Einwendungen eines Rechtsanwalts zur Abwehr von gegen ihn erhobenen Forderungen dürfen Ehre und Ansehen des Standes nicht beeinträchtigen (§ 3 RL‑BA 1977; jetzt § 4 RL‑BA 2015, wonach sachlich begründete Einwendungen zulässig sind), also etwa nicht auf Mutwillen oder auf unvertretbaren Rechtsansichten beruhen (Lehner in Engelhart et al RAO9, DSt § 1 Rz 29 mwN). Auf gutem Glauben gegründete Einwendungen eines Rechtsanwalts zur Abwehr wider ihn erhobener Forderungen ziehen keine disziplinäre Verantwortlichkeit nach sich (Lehner in Engelhart et al RAO9, DSt § 1 Rz 30 mwN; RIS‑Justiz RS0120583, RS0056313).

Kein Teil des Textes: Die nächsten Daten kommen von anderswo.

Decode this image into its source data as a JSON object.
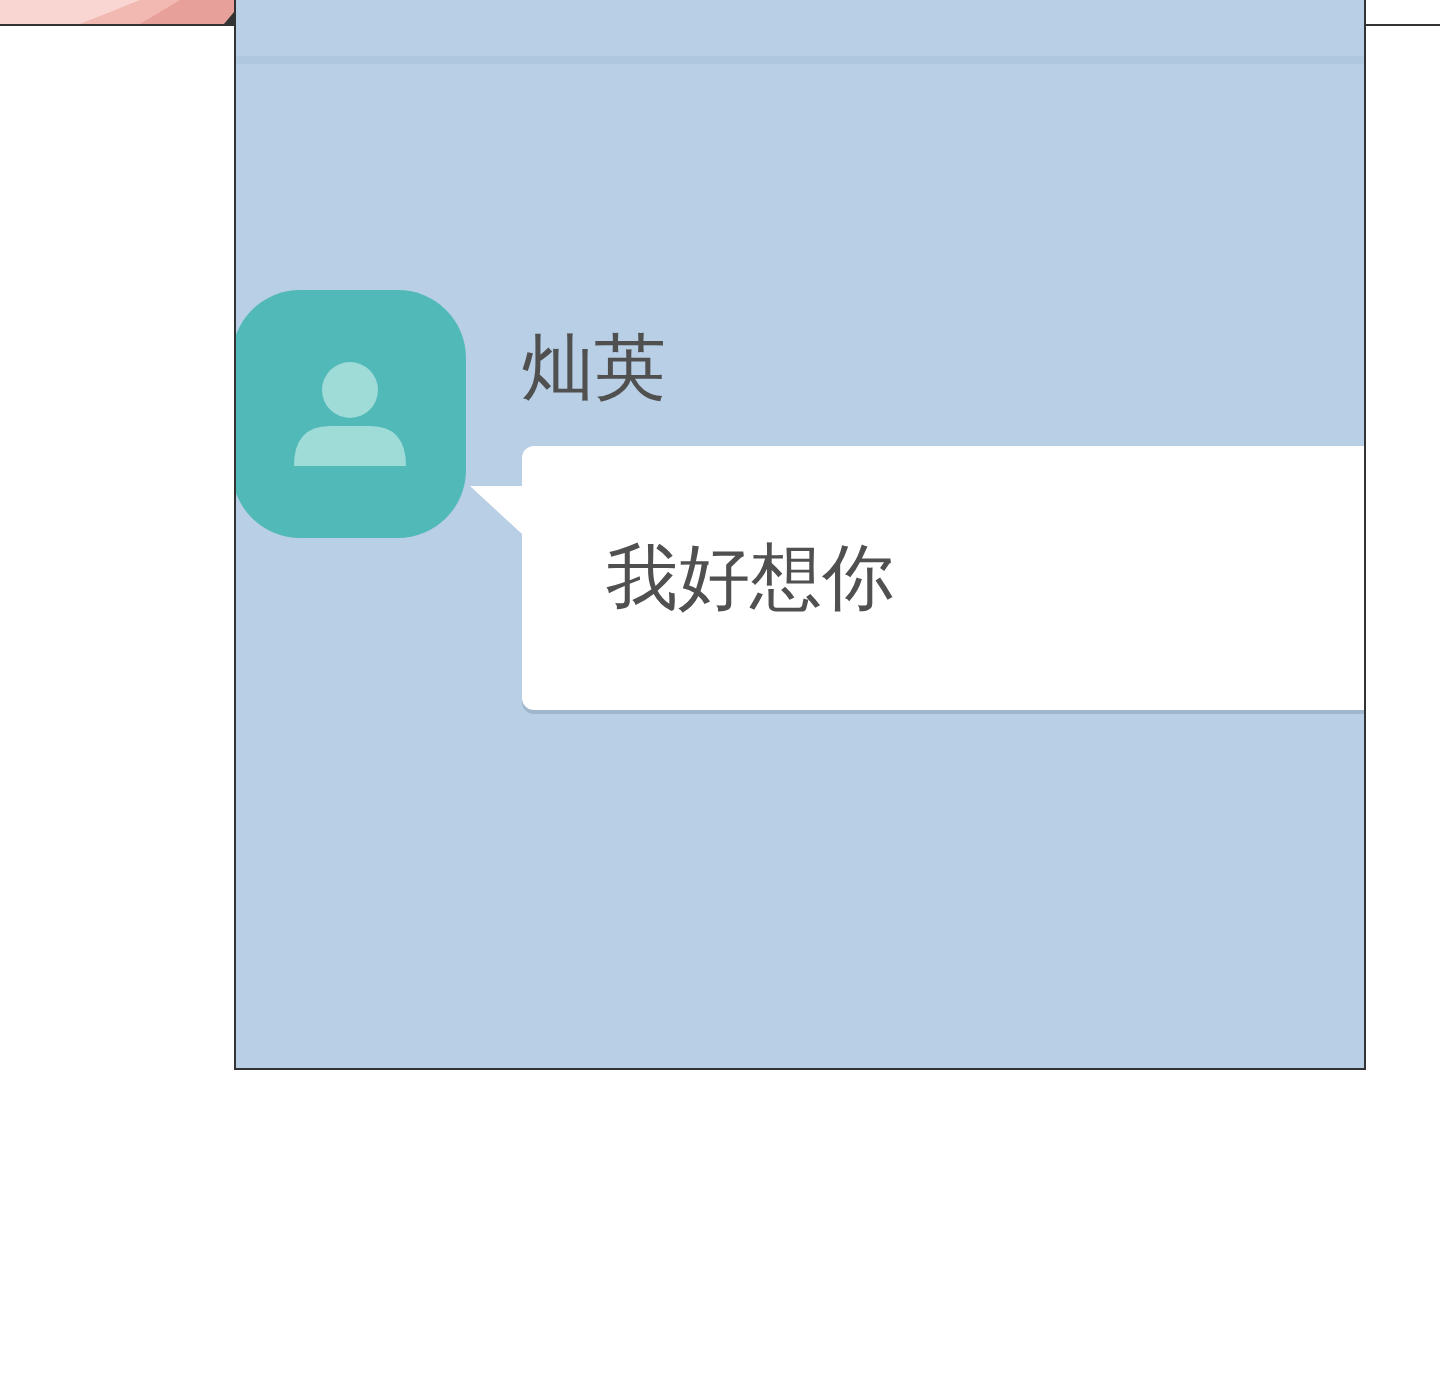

Da sich der Nichtigkeitswerber auf eine nicht unvertretbare Rechtsansicht stützen konnte und ihm der Disziplinarrat überdies guten Glauben zubilligte (konnte er doch glaubwürdig darlegen, dass er für von ihm selbst verrichtete Substitutionen auch nur den einfachen Einheitssatz bei Berechnung der „kollegialen Hälfte“ heranzog [ES 4]), stellt das inkriminierte Verhalten weder eine Berufspflichtenverletzung noch (mangels Publizität ‑ ES 5) eine Beeinträchtigung von Standesehre und ‑ansehen dar.
Somit war ‑ wie bereits die Generalprokuratur zutreffend ausführte ‑ das angefochtene Erkenntnis zur Gänze aufzuheben und mit Freispruch vorzugehen.
Die Berufungen wegen Strafe waren auf diese Entscheidung zu verweisen.